Case Study

HubPages

May 2012 - March 2013

Company & Brand Mission

HubPages is a online publishing platform and ranks among the 100 most-visited sites on the internet. HubPages provides writers and content creators with a simple way to monetize their content.

My Role

As Director of User Experience I was responsible for improving satisfaction with HubPages among their vibrant community of 50k published authors.

Designing the HubPages Progress Bar

My work on the HubPages progress bar below is a good example of testing out a lot of ideas quickly using low fidelity wireframes to get user feedback, then iteratively testing concepts while moving into higher fidelity mockups.

1
Round One

Collect everyone’s ideas and show them to users

HubPages wanted a “progress bar” to help incentivize users to generate longer content because HubPages believed that longer content would increase the long-term SEO value of the user’s content. I used the opportunity to introduce the team to a research-led design process to get feedback on the teams ideas.

I began with a stakeholder meeting to collect the team’s goals, assumptions, and implementation ideas. I then produced wireframe versions of the team’s initial concepts and showed these wireframes to users recruited from the community via online Skype interviews. The project proceeded through several rounds of increasingly finalized wireframes followed by photoshop comps.

LinkedIn

This wireframe captured the team’s initial ideas for a progress bar that would help users create longer and more potentially successful content.

Show me the data

I proposed that content authors might be motivated by access to the same information that motivated HubPages to recommend longer content. This wireframe was used to gather user feedback on a more visual representation of the underlying reasons why longer content would be beneficial.

Visual incompleteness

This wireframe helped gather feedback on the idea of providing visual feedback of “incompleteness” in the existing publishing tools interface.

2
Round Two

Review user feedback with team, collect ideas for next iteration, repeat

After presenting the results of the user interviews from the first wireframe iterations to the team I produced another round of wireframes to validate some of the observations from the initial user interviews.

Reframe the goal

Research participants showed negative reactions to the wireframes that presented arbitrary or unclear “success” metrics of their creative efforts. Including “traffic” in the heading of this wireframe was used to investigate if these negative reactions persisted when the goal was stated as “traffic” rather than success or quality.

Highlight helpful tips

Research participants showed positive reactions to data, tips and any specific and truly relevant information that would help them create higher quality content. This wireframe was used to gather feedback on the usefulness and potential problems of presenting this information more directly to users.

Clarify calculation

Participants also showed frustration with the first iteration of because it was not clear how the progress bar was calculated. In order to understand if this was the reason why they were not as drawn to the LinkedIn-style progress bar, this wireframe retained the LinkedIn-style layout but clarified how the calculations were formed.

3
Initial Mockup

Review user feedback, collect workable ideas into visual design mockup

After several rounds of wireframes we needed the detail of Photoshop mockups to validate some of our conclusions from the user research. This design seeks to combine the usefulness of the Quality Checklist and the visual feedback of “incompleteness” from the “Fill in the Boxes” wireframe, while keeping a small development footprint.
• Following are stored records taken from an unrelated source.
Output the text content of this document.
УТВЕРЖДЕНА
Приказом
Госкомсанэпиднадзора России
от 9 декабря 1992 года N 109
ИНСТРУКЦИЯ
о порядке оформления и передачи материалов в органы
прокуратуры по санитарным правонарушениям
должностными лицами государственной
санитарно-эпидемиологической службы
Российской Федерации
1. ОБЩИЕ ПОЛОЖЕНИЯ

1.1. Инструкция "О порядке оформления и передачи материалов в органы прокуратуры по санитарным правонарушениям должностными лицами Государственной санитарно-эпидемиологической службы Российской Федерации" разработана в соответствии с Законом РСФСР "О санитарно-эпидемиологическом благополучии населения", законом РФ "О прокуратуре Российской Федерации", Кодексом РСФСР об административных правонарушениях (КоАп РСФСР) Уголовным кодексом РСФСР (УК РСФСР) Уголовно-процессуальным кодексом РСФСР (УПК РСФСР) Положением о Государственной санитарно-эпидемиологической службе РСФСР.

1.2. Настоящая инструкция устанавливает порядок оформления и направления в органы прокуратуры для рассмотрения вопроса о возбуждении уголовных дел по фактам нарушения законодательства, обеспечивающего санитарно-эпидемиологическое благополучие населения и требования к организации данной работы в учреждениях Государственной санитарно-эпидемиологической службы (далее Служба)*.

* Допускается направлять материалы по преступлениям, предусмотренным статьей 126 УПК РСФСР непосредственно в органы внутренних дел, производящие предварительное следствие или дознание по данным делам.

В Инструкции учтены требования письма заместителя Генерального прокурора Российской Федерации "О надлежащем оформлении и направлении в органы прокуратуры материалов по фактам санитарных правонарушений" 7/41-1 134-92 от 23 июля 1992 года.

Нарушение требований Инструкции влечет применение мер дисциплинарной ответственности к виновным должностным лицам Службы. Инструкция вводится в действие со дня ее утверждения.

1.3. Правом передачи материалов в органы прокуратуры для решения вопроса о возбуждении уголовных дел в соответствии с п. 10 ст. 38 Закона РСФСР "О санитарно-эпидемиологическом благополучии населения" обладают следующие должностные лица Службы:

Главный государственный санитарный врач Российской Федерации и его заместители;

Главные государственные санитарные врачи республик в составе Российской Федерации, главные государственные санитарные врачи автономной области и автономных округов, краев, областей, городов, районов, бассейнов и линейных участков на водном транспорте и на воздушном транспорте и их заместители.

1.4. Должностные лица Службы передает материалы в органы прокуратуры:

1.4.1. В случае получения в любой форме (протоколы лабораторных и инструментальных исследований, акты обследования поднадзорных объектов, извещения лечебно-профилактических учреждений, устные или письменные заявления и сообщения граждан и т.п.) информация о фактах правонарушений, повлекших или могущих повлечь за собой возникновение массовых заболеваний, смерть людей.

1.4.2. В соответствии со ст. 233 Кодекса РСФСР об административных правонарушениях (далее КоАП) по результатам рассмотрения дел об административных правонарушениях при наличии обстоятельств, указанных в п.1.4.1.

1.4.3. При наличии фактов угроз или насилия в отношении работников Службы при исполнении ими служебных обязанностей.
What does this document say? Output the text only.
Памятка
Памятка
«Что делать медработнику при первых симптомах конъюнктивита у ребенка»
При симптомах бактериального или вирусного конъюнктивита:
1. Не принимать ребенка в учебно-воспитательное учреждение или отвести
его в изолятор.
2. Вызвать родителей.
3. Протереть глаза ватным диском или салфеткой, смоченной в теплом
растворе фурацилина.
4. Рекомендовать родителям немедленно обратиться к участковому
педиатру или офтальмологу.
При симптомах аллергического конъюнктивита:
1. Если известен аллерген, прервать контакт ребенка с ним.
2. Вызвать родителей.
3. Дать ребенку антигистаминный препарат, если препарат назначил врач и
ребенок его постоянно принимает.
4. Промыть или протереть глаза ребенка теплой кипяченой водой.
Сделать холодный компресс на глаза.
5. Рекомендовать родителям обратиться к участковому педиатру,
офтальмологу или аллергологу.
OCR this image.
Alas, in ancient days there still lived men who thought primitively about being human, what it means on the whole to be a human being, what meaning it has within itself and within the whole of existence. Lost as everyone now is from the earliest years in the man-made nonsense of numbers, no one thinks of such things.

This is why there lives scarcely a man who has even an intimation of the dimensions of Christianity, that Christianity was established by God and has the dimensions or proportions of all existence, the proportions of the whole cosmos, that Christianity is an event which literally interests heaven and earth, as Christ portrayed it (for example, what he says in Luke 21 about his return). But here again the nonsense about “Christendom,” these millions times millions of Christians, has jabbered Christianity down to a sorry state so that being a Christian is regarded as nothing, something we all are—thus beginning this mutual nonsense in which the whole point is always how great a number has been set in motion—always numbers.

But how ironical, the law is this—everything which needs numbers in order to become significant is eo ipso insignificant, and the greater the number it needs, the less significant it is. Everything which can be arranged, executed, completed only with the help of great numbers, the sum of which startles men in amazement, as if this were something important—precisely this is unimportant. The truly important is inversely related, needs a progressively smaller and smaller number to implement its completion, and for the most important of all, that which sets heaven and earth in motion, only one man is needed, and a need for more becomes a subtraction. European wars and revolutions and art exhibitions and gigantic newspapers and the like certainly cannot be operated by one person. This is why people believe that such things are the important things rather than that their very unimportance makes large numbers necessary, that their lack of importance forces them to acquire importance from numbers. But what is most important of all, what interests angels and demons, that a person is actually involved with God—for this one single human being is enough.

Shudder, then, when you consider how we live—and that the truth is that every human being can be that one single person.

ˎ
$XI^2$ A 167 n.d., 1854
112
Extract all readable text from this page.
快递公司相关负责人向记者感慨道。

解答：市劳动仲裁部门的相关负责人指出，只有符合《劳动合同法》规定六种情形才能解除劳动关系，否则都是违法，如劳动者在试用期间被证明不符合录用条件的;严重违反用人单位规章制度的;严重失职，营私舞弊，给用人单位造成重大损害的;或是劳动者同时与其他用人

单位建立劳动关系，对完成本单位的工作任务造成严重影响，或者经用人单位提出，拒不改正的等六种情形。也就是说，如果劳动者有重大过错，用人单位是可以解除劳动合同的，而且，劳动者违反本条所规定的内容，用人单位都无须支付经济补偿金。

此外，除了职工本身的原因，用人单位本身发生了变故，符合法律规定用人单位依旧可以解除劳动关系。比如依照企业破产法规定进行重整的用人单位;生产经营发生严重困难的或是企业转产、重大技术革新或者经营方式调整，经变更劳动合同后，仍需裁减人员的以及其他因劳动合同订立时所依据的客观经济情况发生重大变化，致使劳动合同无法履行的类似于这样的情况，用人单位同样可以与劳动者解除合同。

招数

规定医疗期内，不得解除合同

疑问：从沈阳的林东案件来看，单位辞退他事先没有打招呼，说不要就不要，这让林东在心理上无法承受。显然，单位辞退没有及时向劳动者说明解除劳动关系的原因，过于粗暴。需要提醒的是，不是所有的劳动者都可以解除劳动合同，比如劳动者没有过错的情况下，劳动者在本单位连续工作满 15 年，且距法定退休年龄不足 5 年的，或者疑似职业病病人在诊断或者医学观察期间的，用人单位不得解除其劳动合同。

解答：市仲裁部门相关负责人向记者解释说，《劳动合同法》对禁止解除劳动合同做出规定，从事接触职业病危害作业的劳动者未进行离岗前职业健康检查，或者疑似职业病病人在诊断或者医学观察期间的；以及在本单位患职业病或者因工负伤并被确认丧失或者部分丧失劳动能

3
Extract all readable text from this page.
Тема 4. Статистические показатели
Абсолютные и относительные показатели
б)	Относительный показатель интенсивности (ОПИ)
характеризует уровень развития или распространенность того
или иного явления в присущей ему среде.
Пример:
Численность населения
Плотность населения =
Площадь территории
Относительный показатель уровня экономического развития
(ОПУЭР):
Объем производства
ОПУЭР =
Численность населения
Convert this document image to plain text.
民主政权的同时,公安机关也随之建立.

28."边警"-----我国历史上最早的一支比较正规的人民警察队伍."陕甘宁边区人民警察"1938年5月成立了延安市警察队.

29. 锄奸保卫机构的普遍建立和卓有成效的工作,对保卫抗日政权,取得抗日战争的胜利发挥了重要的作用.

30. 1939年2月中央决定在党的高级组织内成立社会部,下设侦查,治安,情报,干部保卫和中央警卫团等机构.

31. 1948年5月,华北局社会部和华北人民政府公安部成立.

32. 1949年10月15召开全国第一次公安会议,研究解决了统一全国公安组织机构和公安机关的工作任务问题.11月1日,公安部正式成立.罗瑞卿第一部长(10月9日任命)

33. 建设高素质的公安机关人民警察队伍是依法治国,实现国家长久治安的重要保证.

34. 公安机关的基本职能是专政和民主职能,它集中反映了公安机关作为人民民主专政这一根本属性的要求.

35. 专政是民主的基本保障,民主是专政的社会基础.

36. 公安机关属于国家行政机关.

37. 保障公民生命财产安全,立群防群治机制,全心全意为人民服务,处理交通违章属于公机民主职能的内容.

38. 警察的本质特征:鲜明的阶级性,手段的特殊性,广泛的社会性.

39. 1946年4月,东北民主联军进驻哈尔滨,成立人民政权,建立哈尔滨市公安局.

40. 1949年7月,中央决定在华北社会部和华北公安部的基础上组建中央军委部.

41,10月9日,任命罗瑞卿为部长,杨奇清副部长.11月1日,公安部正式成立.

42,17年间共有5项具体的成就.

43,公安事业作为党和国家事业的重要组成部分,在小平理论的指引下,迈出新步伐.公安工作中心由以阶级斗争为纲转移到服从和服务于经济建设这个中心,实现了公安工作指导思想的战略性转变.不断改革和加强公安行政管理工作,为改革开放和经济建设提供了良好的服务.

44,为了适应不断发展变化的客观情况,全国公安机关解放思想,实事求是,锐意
Showing as mouse hovering over the text indicators.
Showing as mouse hovering over the image indicators.
Showing as mouse hovering over the content capsule indicators.

4
“Progress Bar” Final Implementation

Deliver and measure results

The final implementation successfully avoided many of the potential pitfalls uncovered during the initial user testing and wire-framing iterations.

The featured was initially released as an A/B test and instrumentation and reporting were provided to assess its effectiveness at helping users create longer content. The resulting data showed that the presence of the final implementation did not have any significant effect on the length of content. The nature of SEO made it impossible calculate the overall business value in the short term.

The feature was well-received in the community due and many specifically mentioned the messaging I wrote preempting many of the concerns uncovered in the user research. The community appreciated when HubPages shared raw data and were supportive of HubPages working to improve content quality on the site.